Governance — The Kent Model
Friedman took care to clarify that BioMADE isn’t building and forgetting. It’s building a permanent mentorship institution, designed to train future Supermen and Superwomen — not to become one itself.
“We will own and operate the facilities ourselves,” he said. “Not for profit—because we exist only to advance commercialization of the U.S. bioeconomy. Any revenue goes back into R&D or into the facilities. Nobody can ‘capture’ it.”
“That’s the safeguard. Because if you let one company own the scale-up pathway, you limit the ecosystem. We’re here to build the field—not pick the winners. As a nonprofit operator, BioMADE can guarantee that every dollar—state, federal, or industry—is reinvested into expanding access, refining capabilities, and maintaining shared infrastructure integrity.

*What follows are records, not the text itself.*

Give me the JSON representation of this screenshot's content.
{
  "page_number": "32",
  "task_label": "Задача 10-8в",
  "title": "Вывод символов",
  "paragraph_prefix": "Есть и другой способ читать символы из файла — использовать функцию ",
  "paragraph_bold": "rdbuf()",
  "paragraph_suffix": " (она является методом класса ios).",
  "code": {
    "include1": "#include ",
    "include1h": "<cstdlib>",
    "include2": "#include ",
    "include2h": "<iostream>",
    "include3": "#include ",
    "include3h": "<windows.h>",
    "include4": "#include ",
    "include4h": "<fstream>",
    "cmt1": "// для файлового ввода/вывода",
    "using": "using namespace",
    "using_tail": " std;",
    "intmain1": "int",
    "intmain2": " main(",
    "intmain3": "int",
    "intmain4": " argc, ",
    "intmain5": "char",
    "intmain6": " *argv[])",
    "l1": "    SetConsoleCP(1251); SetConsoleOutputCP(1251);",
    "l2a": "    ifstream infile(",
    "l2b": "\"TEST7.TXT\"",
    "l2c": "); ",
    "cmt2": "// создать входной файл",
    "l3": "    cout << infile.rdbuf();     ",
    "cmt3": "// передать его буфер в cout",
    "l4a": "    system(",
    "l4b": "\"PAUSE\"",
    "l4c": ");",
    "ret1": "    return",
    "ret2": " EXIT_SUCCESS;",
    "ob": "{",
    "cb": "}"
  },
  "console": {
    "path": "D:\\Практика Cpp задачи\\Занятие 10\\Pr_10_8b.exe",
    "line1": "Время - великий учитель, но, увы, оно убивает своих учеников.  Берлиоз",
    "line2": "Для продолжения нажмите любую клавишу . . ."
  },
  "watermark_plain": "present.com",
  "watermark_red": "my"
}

As Friedman notes, “BioMADE was started in the first Trump administration, grew through the Biden administration, and continues to expand. The work has always been completely nonpartisan. We have more than 300 members participating in the governance,” he said. They vote on priorities. They decide—collectively—what gets built, tested, funded.”
Return to Smallville
There’s a scene—somewhere between the hayloft and the workshop—where Jonathan Kent doesn’t say much. He just looks at his son, looks at the bent axle in his hands, looks at the ground where it fell. He doesn’t tell him what it means. He just says, “Be careful with that.”
It’s the Smallville principle: you don’t scale a miracle; you steward it. That’s why BioMADE isn’t racing to build a fourth facility. “We’ve allocated all our current capital across these three,” Friedman said. “We’re not expanding yet. We’re preparing.”
Without this Smallville—that careful preparation—there’s no Metropolis at all. We’re no longer debating whether biomanufacturing has potential. Not Metropolis yet. So yes—BioMADE turns five. It has some altitude now. It hasn’t cleared the horizon, and it isn’t meant to—not yet. This isn’t Metropolis. It’s the field where Clark learns, and proves. And that’s the only way anyone ever learns to fly.